Voorbeeld: KAT, KAAK, deze woorden noemen we klankzuiver.
- Morfeem: woorddelen; onwijs = on / wijs, heeft twee morfemen.
- Vrije morfemen: morfemen die als woord voorkomen.
- Gebonden morfemen: voorvoegsels (on, be, ge, ver) en achtervoegsels (-ig, -heid).
- Morfologisch principe is op te delen in twee regels:
Regel van de gelijkvormigheid: een woord, voor- of achtervoegsel wordt altijd op dezelfde
manier geschreven. (het is onttrekken, want het is ook onteigenen)
Regel van de overeenkomst: opbouw van een woord in de spelling wordt duidelijk.
(het is grootte, want het is ook lengte.
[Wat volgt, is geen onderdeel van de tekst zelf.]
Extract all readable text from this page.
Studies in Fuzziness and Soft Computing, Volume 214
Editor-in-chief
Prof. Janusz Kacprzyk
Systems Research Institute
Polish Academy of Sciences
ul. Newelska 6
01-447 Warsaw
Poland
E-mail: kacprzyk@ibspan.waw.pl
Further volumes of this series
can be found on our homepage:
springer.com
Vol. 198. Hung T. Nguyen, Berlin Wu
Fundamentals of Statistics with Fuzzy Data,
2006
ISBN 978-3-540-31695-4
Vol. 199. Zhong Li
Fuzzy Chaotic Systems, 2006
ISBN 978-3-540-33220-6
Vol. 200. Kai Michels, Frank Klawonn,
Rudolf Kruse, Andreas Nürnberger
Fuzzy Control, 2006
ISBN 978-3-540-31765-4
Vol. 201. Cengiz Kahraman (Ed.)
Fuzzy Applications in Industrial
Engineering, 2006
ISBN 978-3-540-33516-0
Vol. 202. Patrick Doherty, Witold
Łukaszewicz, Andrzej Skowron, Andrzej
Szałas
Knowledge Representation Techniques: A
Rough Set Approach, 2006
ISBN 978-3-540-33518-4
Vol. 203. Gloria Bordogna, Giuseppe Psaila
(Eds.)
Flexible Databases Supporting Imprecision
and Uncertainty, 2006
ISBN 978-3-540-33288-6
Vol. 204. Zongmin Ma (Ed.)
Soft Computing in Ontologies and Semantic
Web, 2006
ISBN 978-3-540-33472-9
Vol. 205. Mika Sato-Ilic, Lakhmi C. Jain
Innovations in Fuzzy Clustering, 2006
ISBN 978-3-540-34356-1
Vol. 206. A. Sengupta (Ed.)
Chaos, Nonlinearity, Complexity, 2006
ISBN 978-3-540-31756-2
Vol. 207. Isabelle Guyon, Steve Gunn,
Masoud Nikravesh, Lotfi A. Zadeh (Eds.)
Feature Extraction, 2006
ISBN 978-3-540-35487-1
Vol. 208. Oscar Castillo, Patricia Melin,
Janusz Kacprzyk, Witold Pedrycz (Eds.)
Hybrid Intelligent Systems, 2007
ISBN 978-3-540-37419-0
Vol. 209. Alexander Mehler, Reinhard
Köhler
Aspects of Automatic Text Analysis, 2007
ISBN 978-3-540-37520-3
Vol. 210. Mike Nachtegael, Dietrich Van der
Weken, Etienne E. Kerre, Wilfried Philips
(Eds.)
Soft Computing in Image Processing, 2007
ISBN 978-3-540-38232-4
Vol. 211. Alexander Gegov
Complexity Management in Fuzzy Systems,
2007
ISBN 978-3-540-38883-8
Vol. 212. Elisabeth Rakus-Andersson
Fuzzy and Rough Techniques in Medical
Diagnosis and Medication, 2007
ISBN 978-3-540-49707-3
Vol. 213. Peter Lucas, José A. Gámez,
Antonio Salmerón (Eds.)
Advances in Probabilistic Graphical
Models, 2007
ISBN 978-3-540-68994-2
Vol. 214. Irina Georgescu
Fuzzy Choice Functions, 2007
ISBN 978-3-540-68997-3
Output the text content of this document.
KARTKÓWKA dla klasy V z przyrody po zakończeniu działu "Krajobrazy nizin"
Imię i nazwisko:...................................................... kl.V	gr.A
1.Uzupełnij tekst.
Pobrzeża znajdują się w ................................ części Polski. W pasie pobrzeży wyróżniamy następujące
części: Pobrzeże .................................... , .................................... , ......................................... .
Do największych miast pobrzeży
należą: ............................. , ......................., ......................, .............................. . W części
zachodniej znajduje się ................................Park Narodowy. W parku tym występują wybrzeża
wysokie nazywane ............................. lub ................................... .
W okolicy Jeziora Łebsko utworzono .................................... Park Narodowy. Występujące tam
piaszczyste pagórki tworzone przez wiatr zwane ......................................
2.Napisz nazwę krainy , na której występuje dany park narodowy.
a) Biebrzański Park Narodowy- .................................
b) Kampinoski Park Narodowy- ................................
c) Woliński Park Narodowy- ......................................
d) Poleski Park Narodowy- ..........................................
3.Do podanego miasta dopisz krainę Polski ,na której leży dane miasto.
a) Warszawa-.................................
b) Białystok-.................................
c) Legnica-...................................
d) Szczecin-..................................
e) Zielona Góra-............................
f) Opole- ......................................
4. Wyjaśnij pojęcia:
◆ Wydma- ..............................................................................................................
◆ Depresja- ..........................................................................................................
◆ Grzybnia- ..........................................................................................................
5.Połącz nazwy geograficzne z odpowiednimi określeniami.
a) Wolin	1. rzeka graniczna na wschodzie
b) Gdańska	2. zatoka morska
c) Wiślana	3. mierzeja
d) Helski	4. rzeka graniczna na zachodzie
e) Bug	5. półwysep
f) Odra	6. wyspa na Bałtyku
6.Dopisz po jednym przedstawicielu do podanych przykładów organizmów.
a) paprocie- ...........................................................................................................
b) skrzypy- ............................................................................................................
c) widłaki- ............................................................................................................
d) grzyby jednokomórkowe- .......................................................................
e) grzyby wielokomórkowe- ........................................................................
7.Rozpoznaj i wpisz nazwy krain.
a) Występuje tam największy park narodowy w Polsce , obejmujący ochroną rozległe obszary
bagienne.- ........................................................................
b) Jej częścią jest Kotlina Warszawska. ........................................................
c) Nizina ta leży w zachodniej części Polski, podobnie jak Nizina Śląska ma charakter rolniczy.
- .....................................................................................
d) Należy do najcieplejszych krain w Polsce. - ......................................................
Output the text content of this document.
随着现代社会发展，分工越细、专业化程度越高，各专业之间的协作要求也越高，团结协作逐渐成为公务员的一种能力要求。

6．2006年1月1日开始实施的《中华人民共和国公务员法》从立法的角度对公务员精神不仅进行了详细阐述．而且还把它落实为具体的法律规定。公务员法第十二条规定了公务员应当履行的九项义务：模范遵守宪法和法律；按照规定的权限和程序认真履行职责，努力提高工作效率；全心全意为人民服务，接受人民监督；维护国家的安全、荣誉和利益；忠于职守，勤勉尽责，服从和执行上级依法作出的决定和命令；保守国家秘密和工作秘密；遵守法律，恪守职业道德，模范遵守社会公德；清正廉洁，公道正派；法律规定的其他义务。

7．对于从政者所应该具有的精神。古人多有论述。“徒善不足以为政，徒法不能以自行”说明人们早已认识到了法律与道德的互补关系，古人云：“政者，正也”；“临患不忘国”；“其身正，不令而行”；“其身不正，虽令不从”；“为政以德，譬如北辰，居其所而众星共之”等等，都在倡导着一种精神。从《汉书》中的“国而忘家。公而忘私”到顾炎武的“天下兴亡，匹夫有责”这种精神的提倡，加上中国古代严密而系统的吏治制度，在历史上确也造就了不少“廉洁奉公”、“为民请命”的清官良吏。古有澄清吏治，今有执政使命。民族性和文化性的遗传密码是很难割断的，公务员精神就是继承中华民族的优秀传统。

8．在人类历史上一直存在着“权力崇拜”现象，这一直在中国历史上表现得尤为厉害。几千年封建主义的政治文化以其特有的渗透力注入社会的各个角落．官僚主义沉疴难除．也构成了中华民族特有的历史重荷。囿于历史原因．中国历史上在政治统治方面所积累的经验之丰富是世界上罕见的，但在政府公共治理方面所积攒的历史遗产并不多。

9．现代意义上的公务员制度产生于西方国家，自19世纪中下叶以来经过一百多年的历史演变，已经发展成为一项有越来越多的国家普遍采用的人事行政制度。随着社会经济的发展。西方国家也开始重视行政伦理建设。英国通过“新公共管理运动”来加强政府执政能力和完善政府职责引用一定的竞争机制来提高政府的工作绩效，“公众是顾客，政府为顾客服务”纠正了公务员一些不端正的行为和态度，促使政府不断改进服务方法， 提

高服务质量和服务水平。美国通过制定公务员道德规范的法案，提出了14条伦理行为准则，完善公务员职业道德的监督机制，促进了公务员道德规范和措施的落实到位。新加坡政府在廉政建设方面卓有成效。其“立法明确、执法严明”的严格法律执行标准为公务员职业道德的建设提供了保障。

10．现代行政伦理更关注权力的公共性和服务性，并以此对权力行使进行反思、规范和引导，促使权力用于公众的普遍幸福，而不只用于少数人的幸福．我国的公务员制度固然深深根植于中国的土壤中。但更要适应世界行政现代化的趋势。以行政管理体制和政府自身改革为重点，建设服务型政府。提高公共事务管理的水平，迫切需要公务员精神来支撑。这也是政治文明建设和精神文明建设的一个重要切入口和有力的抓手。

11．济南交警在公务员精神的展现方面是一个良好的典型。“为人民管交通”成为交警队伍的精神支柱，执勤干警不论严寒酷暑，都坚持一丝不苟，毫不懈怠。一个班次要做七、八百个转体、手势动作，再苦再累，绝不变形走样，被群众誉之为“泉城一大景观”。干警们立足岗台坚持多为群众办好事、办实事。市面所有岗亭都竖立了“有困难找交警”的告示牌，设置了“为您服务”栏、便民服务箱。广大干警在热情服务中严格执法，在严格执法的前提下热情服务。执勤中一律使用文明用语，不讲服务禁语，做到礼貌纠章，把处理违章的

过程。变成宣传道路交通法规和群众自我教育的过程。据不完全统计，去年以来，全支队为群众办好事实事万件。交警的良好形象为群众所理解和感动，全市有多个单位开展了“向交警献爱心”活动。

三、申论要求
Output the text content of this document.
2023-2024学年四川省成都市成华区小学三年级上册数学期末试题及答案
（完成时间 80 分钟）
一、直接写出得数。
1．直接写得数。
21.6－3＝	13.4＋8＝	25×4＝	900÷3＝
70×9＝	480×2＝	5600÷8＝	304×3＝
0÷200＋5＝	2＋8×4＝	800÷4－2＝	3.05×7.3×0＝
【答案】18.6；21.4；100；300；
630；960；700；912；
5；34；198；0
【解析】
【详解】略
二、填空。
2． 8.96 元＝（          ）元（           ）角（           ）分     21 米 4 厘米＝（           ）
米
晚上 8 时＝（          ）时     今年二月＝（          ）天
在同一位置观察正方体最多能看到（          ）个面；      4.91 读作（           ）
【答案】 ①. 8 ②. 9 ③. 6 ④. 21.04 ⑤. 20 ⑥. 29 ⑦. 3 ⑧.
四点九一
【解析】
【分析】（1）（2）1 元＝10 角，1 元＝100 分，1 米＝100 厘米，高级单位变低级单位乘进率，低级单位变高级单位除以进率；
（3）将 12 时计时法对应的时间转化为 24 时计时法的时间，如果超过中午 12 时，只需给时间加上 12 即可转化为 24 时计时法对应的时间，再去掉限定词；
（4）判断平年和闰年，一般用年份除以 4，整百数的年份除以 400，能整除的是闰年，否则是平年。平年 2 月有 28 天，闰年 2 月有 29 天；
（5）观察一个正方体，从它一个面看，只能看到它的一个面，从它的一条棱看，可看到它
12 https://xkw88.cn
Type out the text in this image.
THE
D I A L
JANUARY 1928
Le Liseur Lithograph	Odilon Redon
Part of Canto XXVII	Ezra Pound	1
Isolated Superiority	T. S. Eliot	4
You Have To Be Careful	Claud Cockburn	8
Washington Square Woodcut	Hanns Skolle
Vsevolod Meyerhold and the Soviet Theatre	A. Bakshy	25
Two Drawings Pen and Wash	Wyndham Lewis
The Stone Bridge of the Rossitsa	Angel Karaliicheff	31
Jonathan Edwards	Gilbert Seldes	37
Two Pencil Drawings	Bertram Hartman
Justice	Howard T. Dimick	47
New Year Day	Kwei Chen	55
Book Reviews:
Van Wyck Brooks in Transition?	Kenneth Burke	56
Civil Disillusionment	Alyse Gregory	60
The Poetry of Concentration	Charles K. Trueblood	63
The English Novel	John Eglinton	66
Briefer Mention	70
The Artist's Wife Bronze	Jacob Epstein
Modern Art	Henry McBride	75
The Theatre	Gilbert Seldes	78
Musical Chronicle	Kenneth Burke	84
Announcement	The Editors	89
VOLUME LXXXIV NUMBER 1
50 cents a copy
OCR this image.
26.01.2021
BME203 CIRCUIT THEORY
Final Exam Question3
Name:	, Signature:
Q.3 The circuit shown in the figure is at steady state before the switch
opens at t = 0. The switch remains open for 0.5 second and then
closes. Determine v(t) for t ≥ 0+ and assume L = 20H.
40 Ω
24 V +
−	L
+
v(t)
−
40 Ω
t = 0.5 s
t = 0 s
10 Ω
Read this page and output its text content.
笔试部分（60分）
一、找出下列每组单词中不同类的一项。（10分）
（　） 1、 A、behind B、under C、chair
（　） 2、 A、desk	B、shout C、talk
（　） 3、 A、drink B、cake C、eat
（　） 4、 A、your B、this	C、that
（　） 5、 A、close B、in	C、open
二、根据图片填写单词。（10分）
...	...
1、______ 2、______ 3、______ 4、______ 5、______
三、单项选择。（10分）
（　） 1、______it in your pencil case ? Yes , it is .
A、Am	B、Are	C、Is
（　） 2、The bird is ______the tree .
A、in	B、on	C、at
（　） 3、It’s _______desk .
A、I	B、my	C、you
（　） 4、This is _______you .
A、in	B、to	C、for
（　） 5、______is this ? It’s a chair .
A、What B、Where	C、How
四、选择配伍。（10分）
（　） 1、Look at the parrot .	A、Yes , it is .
Het is hij vindt, want het is ook hij loopt.)
- Etymologisch principe: hij/hei, rauw/rouw. Maar ook leenwoorden als; interview, radio.
Deze woorden kan je niet beredeneren, deze moet je gewoon onthouden.
- Homofonen: woorden met dezelfde uitspraak maar een andere betekenis, andere
schrijfwijze (wij/wei).
- Homoniemen: woorden met dezelfde uitspraak en schriftelijke weergave, maar een andere
betekenis (bank)
- Homograaf: een begrip dat aangeeft dat twee woorden, hoewel hetzelfde geschreven,
verschillend worden uitgesproken Voorbeeld: `Bédelen en bedélen zijn homografen.
- Hyponiemen: een woord dat behoort tot een verzameling van vergelijkbare woorden die
met een algemenere term wordt aangeduid Voorbeeld: `Bordeaux, port en sherry zijn
hyponiemen van wijn, dat op zijn beurt weer een hyponiem is van drank. `
- Antoniemen: Een woord met een tegengestelde betekenis. 'Mooi' is een antoniem van
'lelijk', en 'lelijk' een antoniem van 'mooi'.
- Polysemie: hetzelfde woord kan in een andere context leiden tot een verschil in betekenis.
Wel dezelfde algemene betekenis maar een andere nuance.
- Syllabe: klankstuk, anders dan en morfeem want een syllabe heeft geen betekenis. We
zeggen loo/pun en ba/kur. Lettergreep is anders dan is het bak-ker.
- Syllabisch principe: twee regels:
verenkelingsregels: raamen = ramen
verdubbelingsregel: kofer = koffer
Uitzondering: mee, zee (anders wordt het gek met me en ze)
- Akoestische identiteit: hoe het klinkt
- Articulatorisch identiteit: hoe je het uitspreekt
- Fonologisch identiteit: Akoestische en articulatorisch samen (is nml moeilijk onderscheid in
te maken)
, - Morfologische identiteit: weten hoe woorden zijn opgebouwd, dus de goede schrijfwijze (je
hoort ‘poskantoor’ maar het is ‘post – kantoor’.)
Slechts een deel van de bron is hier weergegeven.